RARE C17 TYPESET EX-LIBRIS
Adversus Fallaces et supersticiosas artes.
Lyon, apud Horatium Cardon, 1603.
8vo. pp. (x) 253 [i.e., 252] (viii). Roman letter, little Italic. T-p in red and black with woodcut printer’s device, decorated initials and ornaments. Age browning, small paper flaw to a few lower outer blank corners, tiny worm trails to few blank margins at tail, clean tear to foot of M6 without loss. A good copy in contemporary limp vellum, yapp edges, lacking ties, scattered old stains to upper cover, two bite marks to edges. C17 ms. ‘Habet ad (?) Fr. Petri Just ord. Praedicat[orum]’ to ffep, C18 bibliographical inscription to fly verso, unusual c.1600 typeset ex-libris marking Fr. Petrus Just’s bequest to the Dominicans of Perpignan after his death.
This copy was in the Dominican monastery of Perpignan, then part of Catalonia, established in the C13; a fine example of French Gothic. Friar Petrus Just (fl. late C16/early C17) was a ‘magister’ (superior) and appears to have possessed a private library. Upon his death, it was bequeathed to the monastery. This transfer was recorded with a very unusual ex-libris: the typesetting was printed directly onto the t-p, with traces of ‘shoulder ink’, as a 3-line paragraph. It mentions ‘librum hunc cum aliis’, hence this copy was part of a larger bequest, which included incunabula now at the Perpignan and Carcassonne libraries. We have not been able to trace any other instances.
A good copy of the fourth edition of this successful work on magic and superstition, first published in 1591. Benito Pereira, SJ (1530-1610) was a major Spanish theologian, philosopher and exegete, and an influential professor at the Collegium Romanum. His numerous works, on subjects including psychology and mathematics, played an important role in the formation of the principles of ‘Jesuit science’. His metaphysics and psychology in particular had ‘a significant impact on Protestant Germany and Holland’ (Lamanna, ‘Benet Perera’, 273). Based on ancient and modern sources, including Ficino, ‘Adversos fallaces’ groups together Pereira’s texts: a chapter on alchemy from his ‘De principiis’, and two on dreams and astrology from his commentaries to the ‘Book of Daniel’ and ‘Genesis’ (Bulm, ‘Benedictus’, 293). Pereira begins the first book by distinguishing natural magic, based on the concealed and evident properties of things, from magic devoid of reason and truth, false and damaging, connected with demons, fraud and ‘maleficia’, a danger to society. He proceeds with a study of demonic powers, with the assistance of magicians, the nature of miracles, as well as astrology, the kabbalah, necromancy and alchemy, with a conclusion on the origins of magic.
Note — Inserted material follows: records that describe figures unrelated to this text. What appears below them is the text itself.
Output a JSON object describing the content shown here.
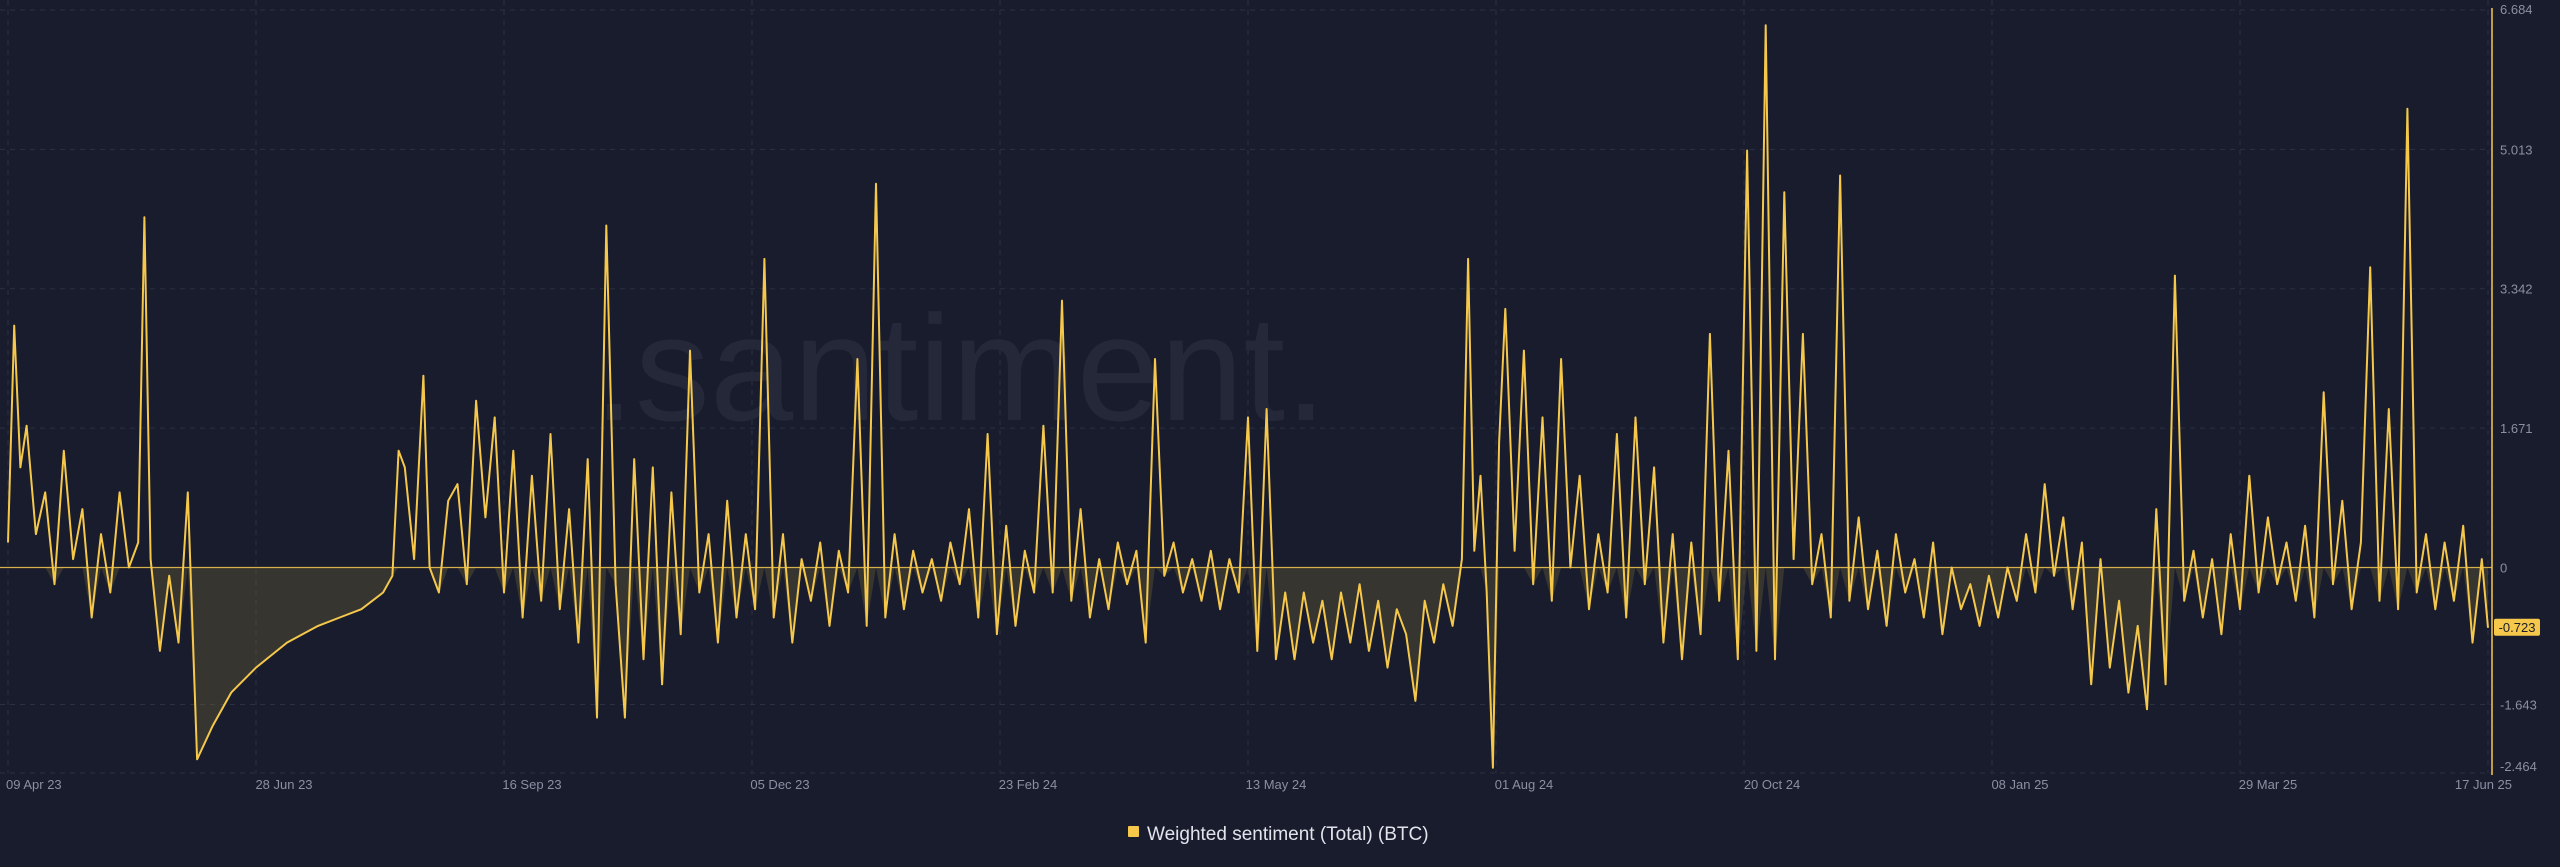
{
  "watermark": ".santiment.",
  "colors": {
    "background": "#181c2c",
    "line": "#f5c84c",
    "grid": "#2b3042",
    "zero_line": "#d6b14a"
  },
  "chart_data": {
    "type": "line",
    "title": "",
    "xlabel": "",
    "ylabel": "",
    "x_ticks": [
      "09 Apr 23",
      "28 Jun 23",
      "16 Sep 23",
      "05 Dec 23",
      "23 Feb 24",
      "13 May 24",
      "01 Aug 24",
      "20 Oct 24",
      "08 Jan 25",
      "29 Mar 25",
      "17 Jun 25"
    ],
    "y_ticks": [
      "6.684",
      "5.013",
      "3.342",
      "1.671",
      "0",
      "-1.643",
      "-2.464"
    ],
    "ylim": [
      -2.464,
      6.684
    ],
    "x_range": [
      "2023-04-09",
      "2025-06-17"
    ],
    "grid": true,
    "legend_position": "bottom-center",
    "series": [
      {
        "name": "Weighted sentiment (Total) (BTC)",
        "color": "#f5c84c",
        "last_value": -0.723,
        "points": [
          [
            "2023-04-09",
            0.3
          ],
          [
            "2023-04-11",
            2.9
          ],
          [
            "2023-04-13",
            1.2
          ],
          [
            "2023-04-15",
            1.7
          ],
          [
            "2023-04-18",
            0.4
          ],
          [
            "2023-04-21",
            0.9
          ],
          [
            "2023-04-24",
            -0.2
          ],
          [
            "2023-04-27",
            1.4
          ],
          [
            "2023-04-30",
            0.1
          ],
          [
            "2023-05-03",
            0.7
          ],
          [
            "2023-05-06",
            -0.6
          ],
          [
            "2023-05-09",
            0.4
          ],
          [
            "2023-05-12",
            -0.3
          ],
          [
            "2023-05-15",
            0.9
          ],
          [
            "2023-05-18",
            0.0
          ],
          [
            "2023-05-21",
            0.3
          ],
          [
            "2023-05-23",
            4.2
          ],
          [
            "2023-05-25",
            0.1
          ],
          [
            "2023-05-28",
            -1.0
          ],
          [
            "2023-05-31",
            -0.1
          ],
          [
            "2023-06-03",
            -0.9
          ],
          [
            "2023-06-06",
            0.9
          ],
          [
            "2023-06-09",
            -2.3
          ],
          [
            "2023-06-14",
            -1.9
          ],
          [
            "2023-06-20",
            -1.5
          ],
          [
            "2023-06-28",
            -1.2
          ],
          [
            "2023-07-08",
            -0.9
          ],
          [
            "2023-07-18",
            -0.7
          ],
          [
            "2023-07-25",
            -0.6
          ],
          [
            "2023-08-01",
            -0.5
          ],
          [
            "2023-08-08",
            -0.3
          ],
          [
            "2023-08-11",
            -0.1
          ],
          [
            "2023-08-13",
            1.4
          ],
          [
            "2023-08-15",
            1.2
          ],
          [
            "2023-08-18",
            0.1
          ],
          [
            "2023-08-21",
            2.3
          ],
          [
            "2023-08-23",
            0.0
          ],
          [
            "2023-08-26",
            -0.3
          ],
          [
            "2023-08-29",
            0.8
          ],
          [
            "2023-09-01",
            1.0
          ],
          [
            "2023-09-04",
            -0.2
          ],
          [
            "2023-09-07",
            2.0
          ],
          [
            "2023-09-10",
            0.6
          ],
          [
            "2023-09-13",
            1.8
          ],
          [
            "2023-09-16",
            -0.3
          ],
          [
            "2023-09-19",
            1.4
          ],
          [
            "2023-09-22",
            -0.6
          ],
          [
            "2023-09-25",
            1.1
          ],
          [
            "2023-09-28",
            -0.4
          ],
          [
            "2023-10-01",
            1.6
          ],
          [
            "2023-10-04",
            -0.5
          ],
          [
            "2023-10-07",
            0.7
          ],
          [
            "2023-10-10",
            -0.9
          ],
          [
            "2023-10-13",
            1.3
          ],
          [
            "2023-10-16",
            -1.8
          ],
          [
            "2023-10-19",
            4.1
          ],
          [
            "2023-10-22",
            -0.2
          ],
          [
            "2023-10-25",
            -1.8
          ],
          [
            "2023-10-28",
            1.3
          ],
          [
            "2023-10-31",
            -1.1
          ],
          [
            "2023-11-03",
            1.2
          ],
          [
            "2023-11-06",
            -1.4
          ],
          [
            "2023-11-09",
            0.9
          ],
          [
            "2023-11-12",
            -0.8
          ],
          [
            "2023-11-15",
            2.6
          ],
          [
            "2023-11-18",
            -0.3
          ],
          [
            "2023-11-21",
            0.4
          ],
          [
            "2023-11-24",
            -0.9
          ],
          [
            "2023-11-27",
            0.8
          ],
          [
            "2023-11-30",
            -0.6
          ],
          [
            "2023-12-03",
            0.4
          ],
          [
            "2023-12-06",
            -0.5
          ],
          [
            "2023-12-09",
            3.7
          ],
          [
            "2023-12-12",
            -0.6
          ],
          [
            "2023-12-15",
            0.4
          ],
          [
            "2023-12-18",
            -0.9
          ],
          [
            "2023-12-21",
            0.1
          ],
          [
            "2023-12-24",
            -0.4
          ],
          [
            "2023-12-27",
            0.3
          ],
          [
            "2023-12-30",
            -0.7
          ],
          [
            "2024-01-02",
            0.2
          ],
          [
            "2024-01-05",
            -0.3
          ],
          [
            "2024-01-08",
            2.5
          ],
          [
            "2024-01-11",
            -0.7
          ],
          [
            "2024-01-14",
            4.6
          ],
          [
            "2024-01-17",
            -0.6
          ],
          [
            "2024-01-20",
            0.4
          ],
          [
            "2024-01-23",
            -0.5
          ],
          [
            "2024-01-26",
            0.2
          ],
          [
            "2024-01-29",
            -0.3
          ],
          [
            "2024-02-01",
            0.1
          ],
          [
            "2024-02-04",
            -0.4
          ],
          [
            "2024-02-07",
            0.3
          ],
          [
            "2024-02-10",
            -0.2
          ],
          [
            "2024-02-13",
            0.7
          ],
          [
            "2024-02-16",
            -0.6
          ],
          [
            "2024-02-19",
            1.6
          ],
          [
            "2024-02-22",
            -0.8
          ],
          [
            "2024-02-25",
            0.5
          ],
          [
            "2024-02-28",
            -0.7
          ],
          [
            "2024-03-02",
            0.2
          ],
          [
            "2024-03-05",
            -0.3
          ],
          [
            "2024-03-08",
            1.7
          ],
          [
            "2024-03-11",
            -0.3
          ],
          [
            "2024-03-14",
            3.2
          ],
          [
            "2024-03-17",
            -0.4
          ],
          [
            "2024-03-20",
            0.7
          ],
          [
            "2024-03-23",
            -0.6
          ],
          [
            "2024-03-26",
            0.1
          ],
          [
            "2024-03-29",
            -0.5
          ],
          [
            "2024-04-01",
            0.3
          ],
          [
            "2024-04-04",
            -0.2
          ],
          [
            "2024-04-07",
            0.2
          ],
          [
            "2024-04-10",
            -0.9
          ],
          [
            "2024-04-13",
            2.5
          ],
          [
            "2024-04-16",
            -0.1
          ],
          [
            "2024-04-19",
            0.3
          ],
          [
            "2024-04-22",
            -0.3
          ],
          [
            "2024-04-25",
            0.1
          ],
          [
            "2024-04-28",
            -0.4
          ],
          [
            "2024-05-01",
            0.2
          ],
          [
            "2024-05-04",
            -0.5
          ],
          [
            "2024-05-07",
            0.1
          ],
          [
            "2024-05-10",
            -0.3
          ],
          [
            "2024-05-13",
            1.8
          ],
          [
            "2024-05-16",
            -1.0
          ],
          [
            "2024-05-19",
            1.9
          ],
          [
            "2024-05-22",
            -1.1
          ],
          [
            "2024-05-25",
            -0.3
          ],
          [
            "2024-05-28",
            -1.1
          ],
          [
            "2024-05-31",
            -0.3
          ],
          [
            "2024-06-03",
            -0.9
          ],
          [
            "2024-06-06",
            -0.4
          ],
          [
            "2024-06-09",
            -1.1
          ],
          [
            "2024-06-12",
            -0.3
          ],
          [
            "2024-06-15",
            -0.9
          ],
          [
            "2024-06-18",
            -0.2
          ],
          [
            "2024-06-21",
            -1.0
          ],
          [
            "2024-06-24",
            -0.4
          ],
          [
            "2024-06-27",
            -1.2
          ],
          [
            "2024-06-30",
            -0.5
          ],
          [
            "2024-07-03",
            -0.8
          ],
          [
            "2024-07-06",
            -1.6
          ],
          [
            "2024-07-09",
            -0.4
          ],
          [
            "2024-07-12",
            -0.9
          ],
          [
            "2024-07-15",
            -0.2
          ],
          [
            "2024-07-18",
            -0.7
          ],
          [
            "2024-07-21",
            0.1
          ],
          [
            "2024-07-23",
            3.7
          ],
          [
            "2024-07-25",
            0.2
          ],
          [
            "2024-07-27",
            1.1
          ],
          [
            "2024-07-29",
            -0.3
          ],
          [
            "2024-07-31",
            -2.4
          ],
          [
            "2024-08-02",
            1.5
          ],
          [
            "2024-08-04",
            3.1
          ],
          [
            "2024-08-07",
            0.2
          ],
          [
            "2024-08-10",
            2.6
          ],
          [
            "2024-08-13",
            -0.2
          ],
          [
            "2024-08-16",
            1.8
          ],
          [
            "2024-08-19",
            -0.4
          ],
          [
            "2024-08-22",
            2.5
          ],
          [
            "2024-08-25",
            0.0
          ],
          [
            "2024-08-28",
            1.1
          ],
          [
            "2024-08-31",
            -0.5
          ],
          [
            "2024-09-03",
            0.4
          ],
          [
            "2024-09-06",
            -0.3
          ],
          [
            "2024-09-09",
            1.6
          ],
          [
            "2024-09-12",
            -0.6
          ],
          [
            "2024-09-15",
            1.8
          ],
          [
            "2024-09-18",
            -0.2
          ],
          [
            "2024-09-21",
            1.2
          ],
          [
            "2024-09-24",
            -0.9
          ],
          [
            "2024-09-27",
            0.4
          ],
          [
            "2024-09-30",
            -1.1
          ],
          [
            "2024-10-03",
            0.3
          ],
          [
            "2024-10-06",
            -0.8
          ],
          [
            "2024-10-09",
            2.8
          ],
          [
            "2024-10-12",
            -0.4
          ],
          [
            "2024-10-15",
            1.4
          ],
          [
            "2024-10-18",
            -1.1
          ],
          [
            "2024-10-21",
            5.0
          ],
          [
            "2024-10-24",
            -1.0
          ],
          [
            "2024-10-27",
            6.5
          ],
          [
            "2024-10-30",
            -1.1
          ],
          [
            "2024-11-02",
            4.5
          ],
          [
            "2024-11-05",
            0.1
          ],
          [
            "2024-11-08",
            2.8
          ],
          [
            "2024-11-11",
            -0.2
          ],
          [
            "2024-11-14",
            0.4
          ],
          [
            "2024-11-17",
            -0.6
          ],
          [
            "2024-11-20",
            4.7
          ],
          [
            "2024-11-23",
            -0.4
          ],
          [
            "2024-11-26",
            0.6
          ],
          [
            "2024-11-29",
            -0.5
          ],
          [
            "2024-12-02",
            0.2
          ],
          [
            "2024-12-05",
            -0.7
          ],
          [
            "2024-12-08",
            0.4
          ],
          [
            "2024-12-11",
            -0.3
          ],
          [
            "2024-12-14",
            0.1
          ],
          [
            "2024-12-17",
            -0.6
          ],
          [
            "2024-12-20",
            0.3
          ],
          [
            "2024-12-23",
            -0.8
          ],
          [
            "2024-12-26",
            0.0
          ],
          [
            "2024-12-29",
            -0.5
          ],
          [
            "2025-01-01",
            -0.2
          ],
          [
            "2025-01-04",
            -0.7
          ],
          [
            "2025-01-07",
            -0.1
          ],
          [
            "2025-01-10",
            -0.6
          ],
          [
            "2025-01-13",
            0.0
          ],
          [
            "2025-01-16",
            -0.4
          ],
          [
            "2025-01-19",
            0.4
          ],
          [
            "2025-01-22",
            -0.3
          ],
          [
            "2025-01-25",
            1.0
          ],
          [
            "2025-01-28",
            -0.1
          ],
          [
            "2025-01-31",
            0.6
          ],
          [
            "2025-02-03",
            -0.5
          ],
          [
            "2025-02-06",
            0.3
          ],
          [
            "2025-02-09",
            -1.4
          ],
          [
            "2025-02-12",
            0.1
          ],
          [
            "2025-02-15",
            -1.2
          ],
          [
            "2025-02-18",
            -0.4
          ],
          [
            "2025-02-21",
            -1.5
          ],
          [
            "2025-02-24",
            -0.7
          ],
          [
            "2025-02-27",
            -1.7
          ],
          [
            "2025-03-02",
            0.7
          ],
          [
            "2025-03-05",
            -1.4
          ],
          [
            "2025-03-08",
            3.5
          ],
          [
            "2025-03-11",
            -0.4
          ],
          [
            "2025-03-14",
            0.2
          ],
          [
            "2025-03-17",
            -0.6
          ],
          [
            "2025-03-20",
            0.1
          ],
          [
            "2025-03-23",
            -0.8
          ],
          [
            "2025-03-26",
            0.4
          ],
          [
            "2025-03-29",
            -0.5
          ],
          [
            "2025-04-01",
            1.1
          ],
          [
            "2025-04-04",
            -0.3
          ],
          [
            "2025-04-07",
            0.6
          ],
          [
            "2025-04-10",
            -0.2
          ],
          [
            "2025-04-13",
            0.3
          ],
          [
            "2025-04-16",
            -0.4
          ],
          [
            "2025-04-19",
            0.5
          ],
          [
            "2025-04-22",
            -0.6
          ],
          [
            "2025-04-25",
            2.1
          ],
          [
            "2025-04-28",
            -0.2
          ],
          [
            "2025-05-01",
            0.8
          ],
          [
            "2025-05-04",
            -0.5
          ],
          [
            "2025-05-07",
            0.3
          ],
          [
            "2025-05-10",
            3.6
          ],
          [
            "2025-05-13",
            -0.4
          ],
          [
            "2025-05-16",
            1.9
          ],
          [
            "2025-05-19",
            -0.5
          ],
          [
            "2025-05-22",
            5.5
          ],
          [
            "2025-05-25",
            -0.3
          ],
          [
            "2025-05-28",
            0.4
          ],
          [
            "2025-05-31",
            -0.5
          ],
          [
            "2025-06-03",
            0.3
          ],
          [
            "2025-06-06",
            -0.4
          ],
          [
            "2025-06-09",
            0.5
          ],
          [
            "2025-06-12",
            -0.9
          ],
          [
            "2025-06-15",
            0.1
          ],
          [
            "2025-06-17",
            -0.723
          ]
        ]
      }
    ]
  }
}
The famous psychologist C.G. Jung devoted a long footnote in his ‘Psychology and Religion’ to Pereira’s ‘excellent tract’ about dreams, the second part of ‘De Magia’. Pereira identifies four causes of dreams—bodily affections, emotional commotions of the mind, the power of demons, and true divine presence—considering the functions of reason and will. Inspired by Pico’s ‘Adversus astrologiam’, the third part, on judicial astrology and divination, includes chapters on the vanity of oracles, demonic prophecies, the impossible mediation between Christian and astrological truth, astrologers’ predictions (with mention of comets). For its attention to the powers and nature of demons, it has been considered ‘not only a treatise of witchcraft and magic, but also a manual of exorcism’ (Bib. Esot. 3605).
Caillet III, 8518; Gardner 941; Houzeau-Lancaster 4960; Cantamessa 6011 (mentioned); Sommervogel VI, p.504, n.4. M. Lamanna, ‘Benet Perera’, in Jesuit Philosophy on the Eve of Modernity, ed. C. Casalini (Leiden, 2019), 270-92; P.R. Blum, ‘Benedictus Pererius: Renaissance Culture at the Origins of Jesuit Science’, Science & Education 15 (2006), 279-304.